Was the mind of the subtle Constantine under complete delusion when he
presided over three hundred Christian bishops at the Council of Nice, in
325, and when he was baptized as a Christian in 337? Is the religion
we call Christianity simply a readaptation to human credulity of the old
fable of the sun? Let us again pursue our journey over the Bridge of
History, and see if we discover the existence of Christ's religion on the
arch before the Arch of Constantine.
XVII. THE ARCH OF PERSECUTION.
What shall we call the Third Century? We must call it the ARCH
OF PERSECUTION. Before Diocletian gave
up power, and retired to cultivate cabbages at Salona, he exercised his
mind in the more pernicious task of ordering a search to be made for all
Christian books, that they might be publicly burnt.
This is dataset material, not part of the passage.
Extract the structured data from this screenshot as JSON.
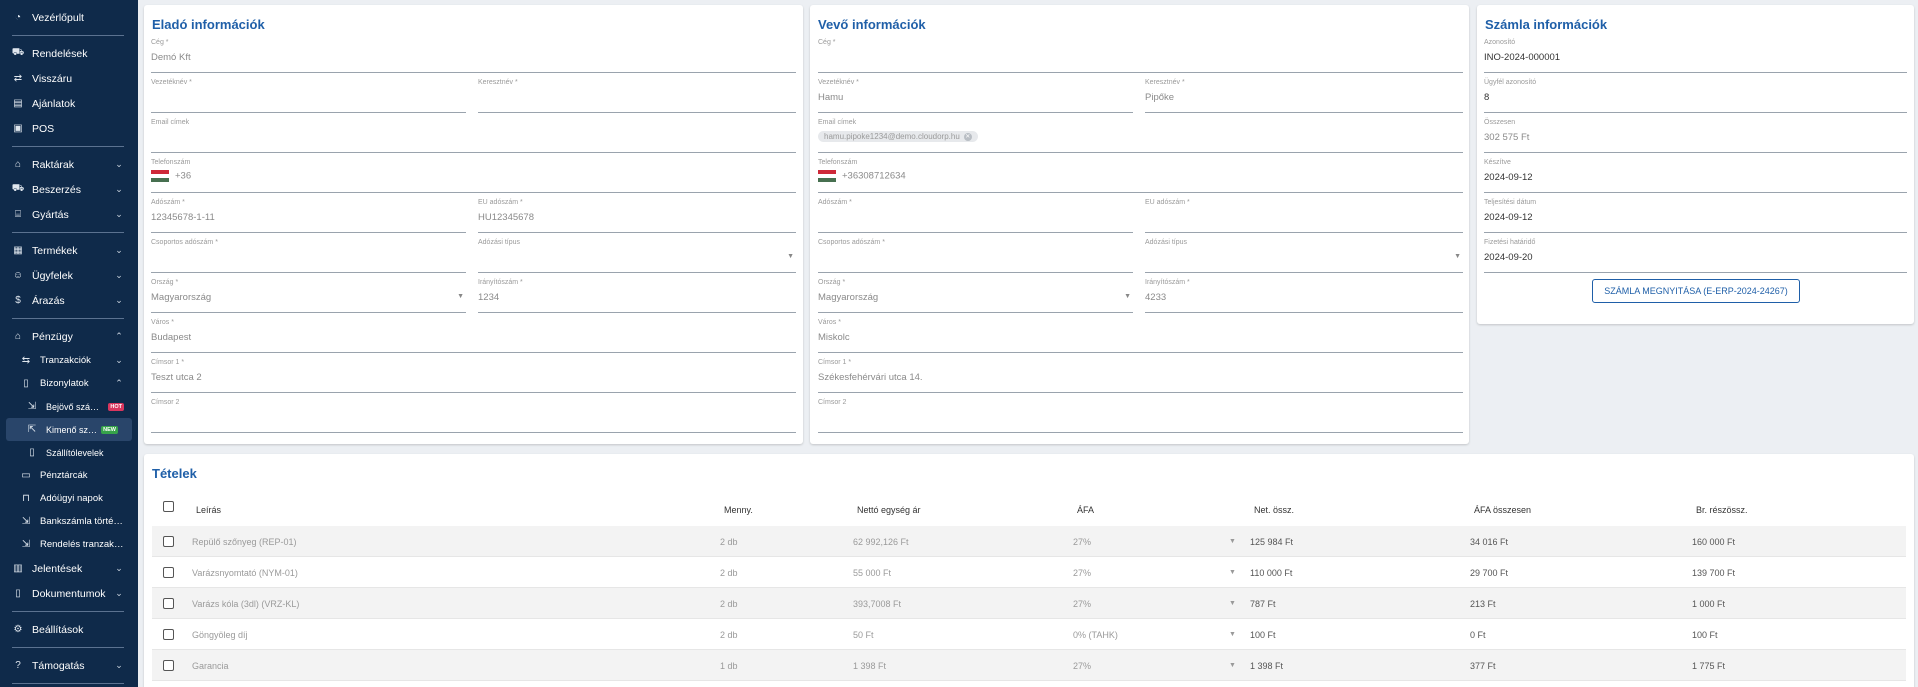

If the books
were given up by professing Christians—for none else had them—at the
imperial demand, the persons who gave them up were put out of its pale by
the Christian Church of that time.
I want you to let that fact sink into your minds, and I want
you to keep it there, for we shall have to remember it when we come to the
keener points of our enquiry. To be more willing to part with life
itself than with the Gospels or Epistles was held to be the mark of an
earnest Christian in those days. The books were found, in numerous
instances, by the emperor's searchers; and those who withheld them were
punished.
Diocletian did greater evil still. He commanded
Christian places of worship to be closed or torn down; and then the
professors of the forbidden religion had to worship in caves and desolate
places, or by the sea-side, and often in darkness. And then their
enemies invented the malicious report that they met together for vicious
purposes. Just like the devil, you know! when he thrusts a good man
into a dark, dirty corner, he cries out, "That fellow has gone there for
concealment in his vicious indulgence!" But the busy instrument of
Satan, Diocletian, went further: he proceeded to take human life.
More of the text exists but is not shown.